Maverick voters have fun with follies
I’m amused, delighted and only slightly disappointed to have come second in a debate. A six-way debate, mind, and one on an utterly subjective matter: so-called Maverick Architecture. This was the conclusion of a season on this topic organised by Owen Hopkins, curator of the architecture programme at the Royal Academy. There’s been a book and an exhibition (which I reviewed in our March issue) and various events, culminating in this: ‘Britain’s Greatest Maverick Building’.
How to choose just one building to somehow represent the whole of architectural maverickness in the UK, however you define that? This ticklish issue was decided in two ways: a first round in which the audience, lubricated by wine, cast their votes by dropping a marble into one of six cups provided, one per building. And then a second round of the three top-marble-scoring buildings/presenters, which was eventually decided by the audience holding up coloured cards, a different colour for each of the three. As you’ll have gathered, this was not entirely serious.
But underlying the fun, we all had good reasons for our choices. Emily Gee, head of designation at Historic England, proposed the remarkable 16-sided 1796 house ‘A La Ronde’ in Devon as a building which – apart from its refreshing unorthodox layout – was a design for living by women for women. Chris Costelloe, director of the Victorian Society, gave himself the impossible task of championing the demolished 1883 Army and Navy Hotel in Victoria by one FT Pilkington. It was sinister and ill-proportioned but weirdly compelling.
The audience, lubricated by wine, cast their votes by dropping a marble into one of six cups provided, one per building
Andrea Klettner, journalist and architecture PR, recounted her astonishment at first seeing the 1923 ‘House in the Clouds’ a water tower/family home, a house on a tall stalk, in the Strangeville of Thorpeness, Suffolk, by Frederick Forbes Glennie.
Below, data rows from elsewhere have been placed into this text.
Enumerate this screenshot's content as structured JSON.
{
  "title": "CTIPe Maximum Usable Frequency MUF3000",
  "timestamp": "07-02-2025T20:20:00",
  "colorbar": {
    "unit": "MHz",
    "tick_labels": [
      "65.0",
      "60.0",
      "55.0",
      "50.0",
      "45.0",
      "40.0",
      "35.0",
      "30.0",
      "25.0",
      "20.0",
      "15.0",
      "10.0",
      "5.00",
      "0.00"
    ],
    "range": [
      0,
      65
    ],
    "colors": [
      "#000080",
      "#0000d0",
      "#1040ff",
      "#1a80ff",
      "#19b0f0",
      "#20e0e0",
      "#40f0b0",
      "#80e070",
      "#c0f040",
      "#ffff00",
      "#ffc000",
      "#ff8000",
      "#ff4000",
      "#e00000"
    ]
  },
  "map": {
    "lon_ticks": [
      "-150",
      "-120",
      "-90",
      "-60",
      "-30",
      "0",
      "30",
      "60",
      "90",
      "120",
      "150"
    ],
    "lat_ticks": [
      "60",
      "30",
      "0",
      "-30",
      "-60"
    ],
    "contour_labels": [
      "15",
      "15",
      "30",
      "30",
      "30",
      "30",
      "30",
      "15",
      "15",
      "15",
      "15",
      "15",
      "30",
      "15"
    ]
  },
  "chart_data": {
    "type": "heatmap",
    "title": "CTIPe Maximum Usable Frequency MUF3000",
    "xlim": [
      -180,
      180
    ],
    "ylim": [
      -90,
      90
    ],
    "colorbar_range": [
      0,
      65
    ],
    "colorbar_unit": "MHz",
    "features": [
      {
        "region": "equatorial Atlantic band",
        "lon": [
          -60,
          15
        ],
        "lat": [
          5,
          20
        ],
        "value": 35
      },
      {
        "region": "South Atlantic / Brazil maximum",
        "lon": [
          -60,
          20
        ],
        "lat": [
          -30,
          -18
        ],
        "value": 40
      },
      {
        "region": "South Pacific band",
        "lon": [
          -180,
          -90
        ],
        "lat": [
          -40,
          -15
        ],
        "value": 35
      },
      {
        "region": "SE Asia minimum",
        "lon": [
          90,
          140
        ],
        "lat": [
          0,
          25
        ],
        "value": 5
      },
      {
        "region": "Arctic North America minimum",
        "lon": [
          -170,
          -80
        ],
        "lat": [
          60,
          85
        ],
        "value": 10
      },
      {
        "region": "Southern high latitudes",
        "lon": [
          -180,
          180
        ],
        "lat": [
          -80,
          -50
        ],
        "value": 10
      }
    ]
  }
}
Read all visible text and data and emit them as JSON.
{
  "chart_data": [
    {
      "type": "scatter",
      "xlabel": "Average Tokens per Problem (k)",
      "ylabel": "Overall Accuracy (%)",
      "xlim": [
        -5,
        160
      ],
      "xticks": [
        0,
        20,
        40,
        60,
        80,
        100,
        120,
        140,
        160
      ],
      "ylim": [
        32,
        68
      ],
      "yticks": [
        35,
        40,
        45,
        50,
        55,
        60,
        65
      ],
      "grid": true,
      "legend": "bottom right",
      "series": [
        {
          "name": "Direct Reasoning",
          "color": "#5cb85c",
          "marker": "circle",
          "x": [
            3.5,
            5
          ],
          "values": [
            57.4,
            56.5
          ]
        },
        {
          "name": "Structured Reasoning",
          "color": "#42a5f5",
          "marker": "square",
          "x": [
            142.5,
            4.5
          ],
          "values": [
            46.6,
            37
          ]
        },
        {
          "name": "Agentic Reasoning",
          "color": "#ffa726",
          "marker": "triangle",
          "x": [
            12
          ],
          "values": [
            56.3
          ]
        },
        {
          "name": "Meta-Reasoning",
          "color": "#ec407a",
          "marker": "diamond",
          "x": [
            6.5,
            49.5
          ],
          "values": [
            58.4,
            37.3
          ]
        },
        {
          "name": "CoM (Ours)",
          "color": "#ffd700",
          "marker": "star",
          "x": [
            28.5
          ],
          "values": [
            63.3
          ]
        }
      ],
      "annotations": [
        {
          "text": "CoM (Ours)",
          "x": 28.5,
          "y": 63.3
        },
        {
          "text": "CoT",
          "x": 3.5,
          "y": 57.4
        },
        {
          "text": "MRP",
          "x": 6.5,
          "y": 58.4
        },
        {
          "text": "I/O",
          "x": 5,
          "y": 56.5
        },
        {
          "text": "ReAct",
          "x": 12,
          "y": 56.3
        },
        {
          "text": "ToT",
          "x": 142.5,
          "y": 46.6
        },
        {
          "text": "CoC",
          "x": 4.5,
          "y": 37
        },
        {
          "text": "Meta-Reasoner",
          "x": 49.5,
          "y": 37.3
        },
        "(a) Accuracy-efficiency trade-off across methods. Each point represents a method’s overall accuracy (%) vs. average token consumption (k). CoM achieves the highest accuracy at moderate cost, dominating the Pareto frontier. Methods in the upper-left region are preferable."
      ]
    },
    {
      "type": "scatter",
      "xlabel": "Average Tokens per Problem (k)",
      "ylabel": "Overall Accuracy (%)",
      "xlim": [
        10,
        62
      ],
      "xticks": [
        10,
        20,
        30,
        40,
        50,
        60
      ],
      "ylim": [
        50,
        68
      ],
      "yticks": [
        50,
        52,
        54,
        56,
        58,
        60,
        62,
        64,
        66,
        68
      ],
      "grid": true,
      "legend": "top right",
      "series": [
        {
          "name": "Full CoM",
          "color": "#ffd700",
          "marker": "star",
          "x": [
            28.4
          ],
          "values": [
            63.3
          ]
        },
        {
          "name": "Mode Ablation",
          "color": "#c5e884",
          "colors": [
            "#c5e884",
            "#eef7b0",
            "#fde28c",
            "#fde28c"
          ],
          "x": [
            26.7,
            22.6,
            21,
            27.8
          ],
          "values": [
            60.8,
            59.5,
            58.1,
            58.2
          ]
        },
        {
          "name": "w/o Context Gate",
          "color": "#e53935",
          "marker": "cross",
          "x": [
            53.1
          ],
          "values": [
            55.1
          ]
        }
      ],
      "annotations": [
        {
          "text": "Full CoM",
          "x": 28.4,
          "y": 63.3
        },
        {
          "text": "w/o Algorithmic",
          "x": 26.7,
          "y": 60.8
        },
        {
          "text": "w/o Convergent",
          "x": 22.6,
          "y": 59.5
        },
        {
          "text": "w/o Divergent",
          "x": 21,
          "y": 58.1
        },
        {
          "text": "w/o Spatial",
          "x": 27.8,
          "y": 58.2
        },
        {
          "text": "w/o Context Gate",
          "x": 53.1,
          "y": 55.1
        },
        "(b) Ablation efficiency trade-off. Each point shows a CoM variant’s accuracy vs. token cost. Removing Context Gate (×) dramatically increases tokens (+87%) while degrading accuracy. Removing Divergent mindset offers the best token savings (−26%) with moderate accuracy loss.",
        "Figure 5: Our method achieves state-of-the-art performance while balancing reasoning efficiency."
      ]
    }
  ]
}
A folly, yes, but a doubly practical one. Phin Harper, deputy director of the Architecture Foundation, proposed one particular house (and occupant) in the 1970s Walter Segal self-build enclave of Walter’s Way in Lewisham. Adam Nathaniel Furman, artist and almost-architect at present working for Farrells, gave us his boss’s cheap-as-chips conversion masterpiece from 1983, the TV-AM building in Camden, now fully de-PoMo-ised.
Me? I chose the Hilda Besse building (1962-71) at St Antony’s College Oxford by Howell, Killick, Partridge & Amis. This is the high point of HKPA’s ‘vertebrate architecture’ period, a glorification of pure structure that marries brutalism with surprising delicacy.
It came down in the final round to Harper, Furman and me. Furman won with TV-AM and as far as we could tell from the shoals of coloured cards (nobody felt like counting), I came second with the Hilda Besse building. Well, at least my candidate still exists in its original form. But I think the audience was right. TV-AM was an astonishing moment in British architecture. Maximum architectural impact for minimum means. It’s enough to make me nostalgic for Roland Rat.